(571r) Understanding the Role of Secondary Structure In Protein Aggregation
Understanding protein aggregation is key to solving problems both in bioprocessing where aggregation of partially folded proteins leads to reduced yields and in biomedicine where many diseases have been linked to the formation of fibrillar protein aggregates. However, studying the early steps in the aggregation is difficult as the process occur quickly and irreversibly. Consequently, computer simulation provides an attractive alternative or complementary method to experimental studies. However, accessing the time and length scales of interest in the aggregation requires using coarse grained models. One of the key ingredients of these models is that they are able to capture secondary structure formation.

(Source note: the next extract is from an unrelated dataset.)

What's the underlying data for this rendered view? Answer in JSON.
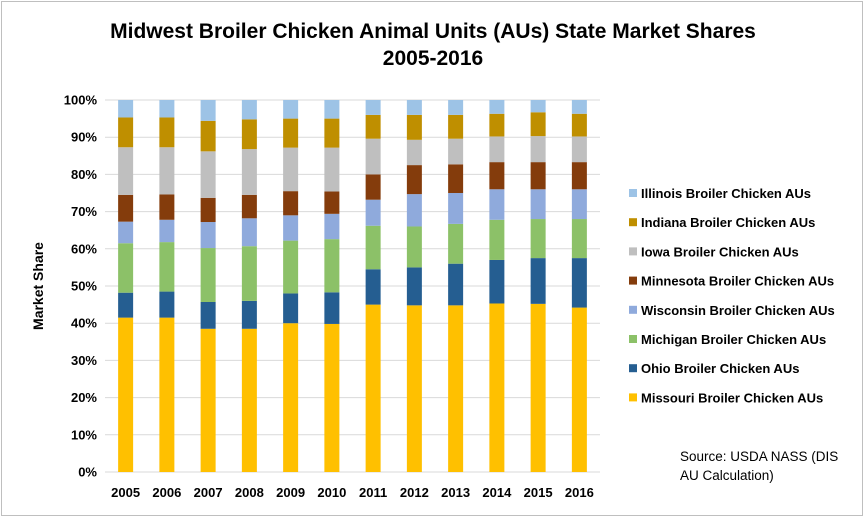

In this work we study a simple beta-sheet forming model which consists of overlapping beads with fixed bond lengths and angles interacting through directional bonds, a model which is based on the Kemp and Chen helical forming model.1 The directional bonds are meant to mimic the hydrogen bonding interactions found in beta sheets. As such we first find the directionality which is required so that only one hydrogen bond can be formed per bead and determine the phase behaviour for this model. We then compare the thermodynamics of the sheet-globule transition to that of the helix-globule elucidating the role of secondary structure in aggregation.
1. J. P. Kemp and J. Z. Y. Chen, ?Helical structures in proteins?, Biomacromolecules 2, 389 (2001).